Excerpts:
The Korean success is due to several factors: a high degree of intervention from the State (which has steered the process with an iron hand), substantial U.S. technical and financial support (in the form of grants), a radical land reform carried out from the start, a 25-year period during which the industrialisation model based on import substitution was gradually converted into export substitution (the latter being impossible without the former), state control of the banking sector, the enforcement of authoritarian planning, strict control of currency exchange and capital flows, state-enforced prices for a wide range of products, and not least, the protection afforded by the U.S., allowing Korea to implement policies that it condemned elsewhere. The Korean government has also made great progress in education, thus ensuring a ready supply of highly skilled manpower to private enterprise.
Paradoxically the scarcity of natural resources has been an asset in the country’s development in that it has not attracted the greed of transnational corporations or the US. The U.S. saw Korea as a military strategic zone to counter the communist bloc, not as a strategic source of supplies (as is the case for Venezuela, Mexico or countries in the Persian Gulf). Had Korea been endowed with large oil fields or other raw materials, the country would have been treated as a supply zone and would not have been allowed the same margin of flexibility to develop its powerful industrial network. The U.S. is not prepared to deliberately promote the emergence of powerful competitors possessing large natural reserves as well as diversified industrial activities.
South Korea benefited from massive US external aid. Only very few other countries have received the same kind of preferential treatment: Taiwan and Israel are two of them.
General Park Chung Hee implemented an accelerated industrialisation policy underpinned by the strictest planning. The first five-year plan was launched in 1962. Korea took a firm protectionist stand with regard to its agricultural production (a ban on rice imports) and industrial output. […] The State favoured the development of chaebols, vast conglomerates bringing together a number of private companies [Samsung, Hyundai, Lucky Goldstar, Daewoo, Kia, etc.] […] The State planned the country’s economic development with an iron hand. In a sense, it was the State that created the Korean capitalist class.

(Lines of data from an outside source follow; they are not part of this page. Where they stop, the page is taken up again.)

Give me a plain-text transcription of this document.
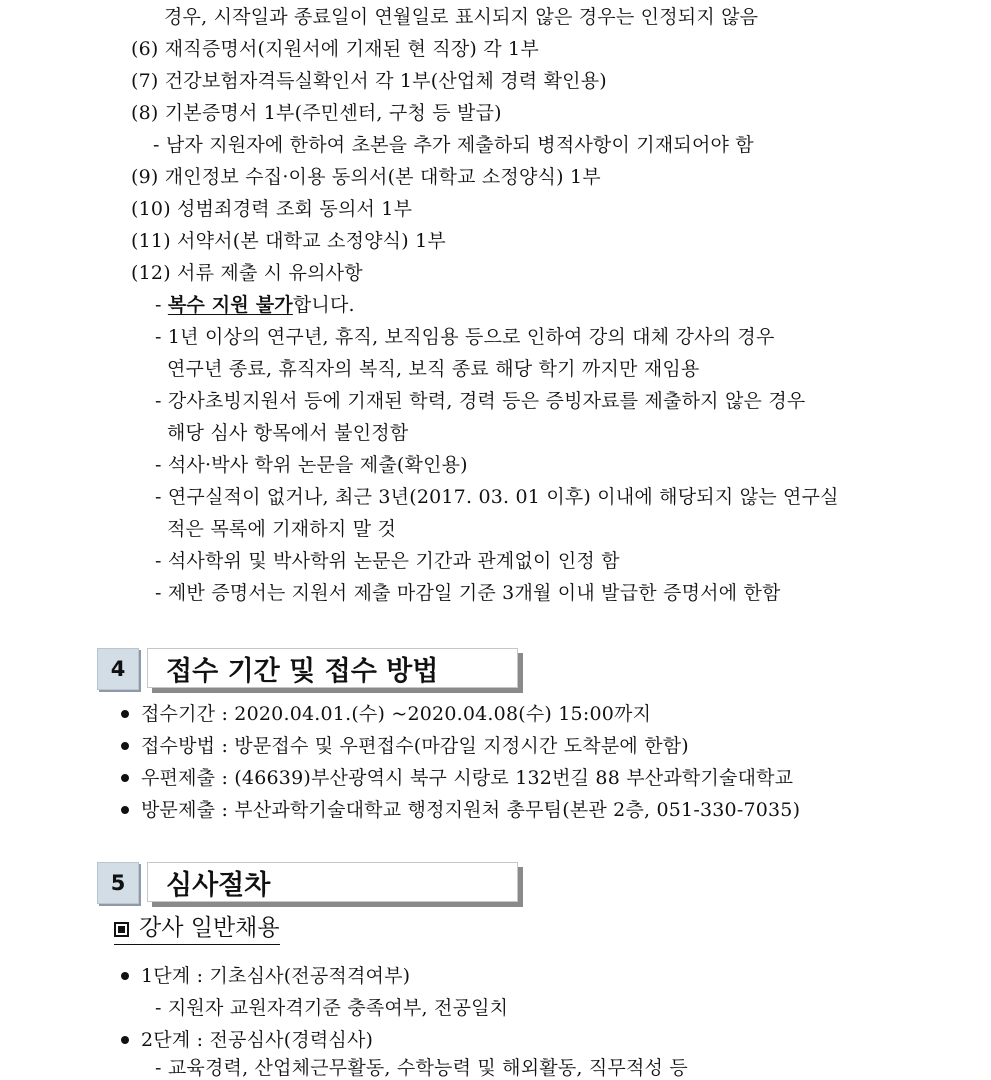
경우, 시작일과 종료일이 연월일로 표시되지 않은 경우는 인정되지 않음
(6) 재직증명서(지원서에 기재된 현 직장) 각 1부
(7) 건강보험자격득실확인서 각 1부(산업체 경력 확인용)
(8) 기본증명서 1부(주민센터, 구청 등 발급)
- 남자 지원자에 한하여 초본을 추가 제출하되 병적사항이 기재되어야 함
(9) 개인정보 수집·이용 동의서(본 대학교 소정양식) 1부
(10) 성범죄경력 조회 동의서 1부
(11) 서약서(본 대학교 소정양식) 1부
(12) 서류 제출 시 유의사항
- 복수 지원 불가합니다.
- 1년 이상의 연구년, 휴직, 보직임용 등으로 인하여 강의 대체 강사의 경우
연구년 종료, 휴직자의 복직, 보직 종료 해당 학기 까지만 재임용
- 강사초빙지원서 등에 기재된 학력, 경력 등은 증빙자료를 제출하지 않은 경우
해당 심사 항목에서 불인정함
- 석사·박사 학위 논문을 제출(확인용)
- 연구실적이 없거나, 최근 3년(2017. 03. 01 이후) 이내에 해당되지 않는 연구실
적은 목록에 기재하지 말 것
- 석사학위 및 박사학위 논문은 기간과 관계없이 인정 함
- 제반 증명서는 지원서 제출 마감일 기준 3개월 이내 발급한 증명서에 한함
4	접수 기간 및 접수 방법
접수기간 : 2020.04.01.(수) ~2020.04.08(수) 15:00까지
접수방법 : 방문접수 및 우편접수(마감일 지정시간 도착분에 한함)
우편제출 : (46639)부산광역시 북구 시랑로 132번길 88 부산과학기술대학교
방문제출 : 부산과학기술대학교 행정지원처 총무팀(본관 2층, 051-330-7035)
5	심사절차
강사 일반채용
1단계 : 기초심사(전공적격여부)
- 지원자 교원자격기준 충족여부, 전공일치
2단계 : 전공심사(경력심사)
- 교육경력, 산업체근무활동, 수학능력 및 해외활동, 직무적성 등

Throughout Park’s dictatorship, in spite of repressive measures, large protest movements developed at regular intervals, often ignited by students. […] [In response to the Gwangju uprising,] several hundred students and inhabitants were killed. Repression was carried out with the blessing of Washington and of the U.S. army. In the following months repression struck all over the country. According to an official report dated 9 February 1981 over 57,000 people were arrested during the ’Social Purification Campaign’ that had been launched in the summer 1980. Some 39,000 of them were sent to military camps for ‘physical and psychological reeducation’. In February 1981 dictator Chun Doo Hwan was received at the White House by the new U.S. president Ronald Reagan.
The dictatorship prevented the working class from developing independent trade unions and used harsh repressive measures. One of the components in the Korean miracle was the exploitation of workers.